BOGOTA (Reuters) - Colombians do not like outsiders portraying their country as a cocaine nation, but that’s not keeping many from watching a smash local soap opera about their multibillion-dollar narcotics trade.
Betrayal, murder and the lust for quick riches, while not the stuff of national pride, make for gripping television in “Cartel de los Sapos” (Cartel of the Snitches) about the powerful Norte del Valle drug smuggling organization.
Tracing how the cartel supplanted the once-mighty Medellin and Cali gangs, the series is the first to spotlight Colombia’s drug lords, their surgically-enhanced girlfriends, violent lackeys and the dirty politicians and police who permit the world’s biggest cocaine trade to flourish.
The No. 1-rated show is tinged with nostalgia for the early days of cocaine trafficking and the explosion of wealth it brought Colombians willing to use crime to escape the country’s rigid class structure and dead-end economy.
“We identify with the story,” said Diana Ramirez, 24, a waitress from Cali and fan of the show. “Sure it’s ugly and violent, but it also has its charm.”
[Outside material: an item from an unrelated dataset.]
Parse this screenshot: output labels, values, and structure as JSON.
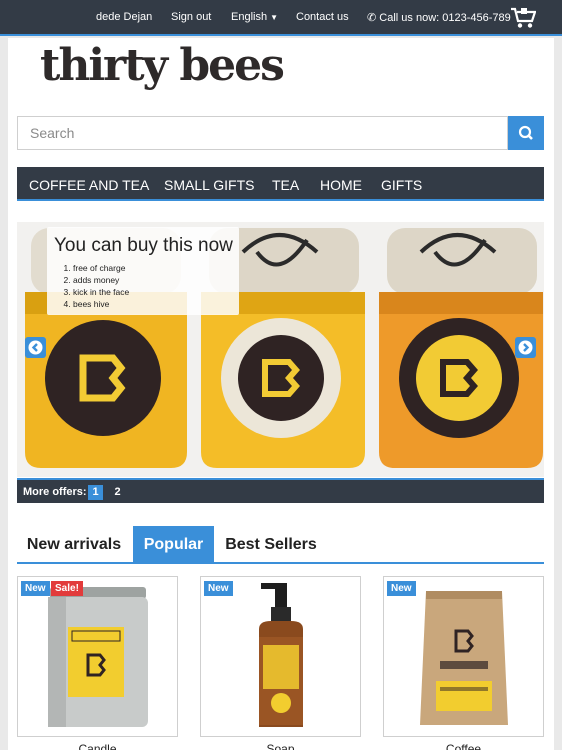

The series puts the flamboyant characters of the 1980s and 1990s into historical context and shows how deeply the cartels have corrupted Colombian society, a taboo subject in the popular media until now.
The show accurately points out that many of the founders of the Norte del Valle cartel were former police officers.
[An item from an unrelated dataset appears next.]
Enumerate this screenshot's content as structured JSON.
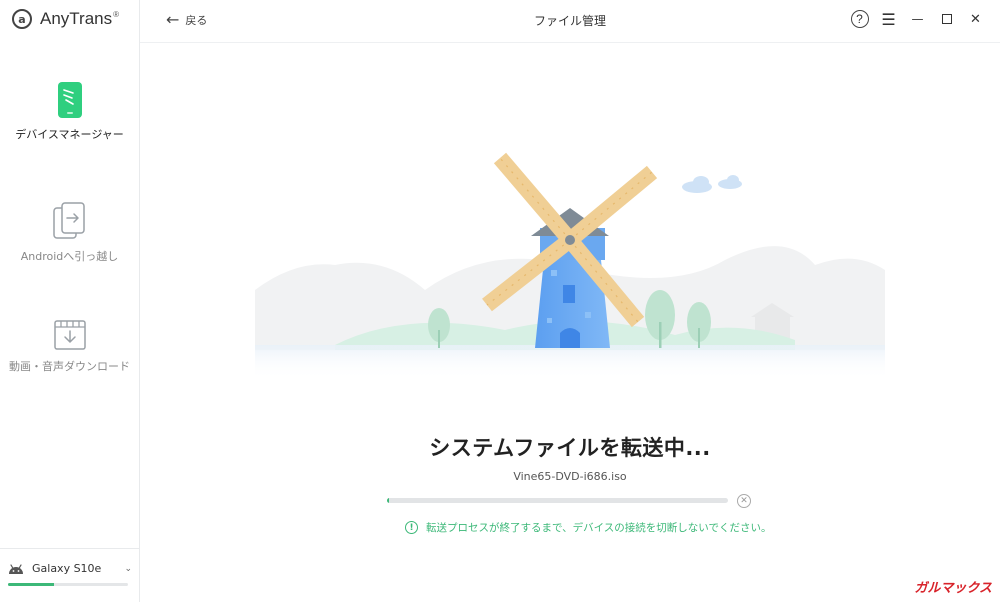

Names are changed and the fun for many viewers is in identifying which characters are based on real-life criminals and their cronies, such as a top fashion model whose trafficker husband was famously chopped into pieces by a rival gang.
“SAY NICE THINGS”
The show’s success does not mean Colombians would tolerate the same from outsiders. Moviegoers still hiss at foreign films showing the country’s cocaine trade and news accounts portraying Colombia as a nest of drug violence are angrily dismissed here.
“The idea is that we are allowed to criticize our country, but foreigners are only allowed to observe and say nice things,” Bogota-based TV critic Omar Rincon said.
“This idea is typical of Mafia families, not modern democracies,” he said. “We remain in an epic state of denial.”
The show premiered in June, days before the United Nations reported that the planting of crops used to make cocaine in Colombia increased 27 percent in 2007. Exports of the drug hover at about 600 tons per year, the United Nations says.
The country is attracting record investment as its cities and highways grow safer under a U.S.-backed security push. But many rural areas are still controlled by cocaine-funded groups including left-wing rebels fighting a 44-year-old insurgency.
Focused on a middle-class Colombian named Martin tempted into the drug business by promises of easy cash, the series touches on the story of the country’s first cocaine king, Pablo Escobar, whose Medellin cartel was dominant in the 1980s.
It takes viewers through the war between the Medellin and Cali gangs, which started when a member of one group seduced the girlfriend of a member of the other. At least one character is killed off in every episode as Colombia’s best-known actors play its most notorious cocaine personalities.
But not everyone is a fan.
National police chief Oscar Naranjo, whose brother is in prison on drug charges, says the series unfairly paints Colombian law enforcement as corrupt.
Those who want to change the channel might have trouble finding anything more upbeat. The country’s No.2 show is about an accountant who steals the lover of his drug-smuggler boss and enters a witness protection program after testifying against him.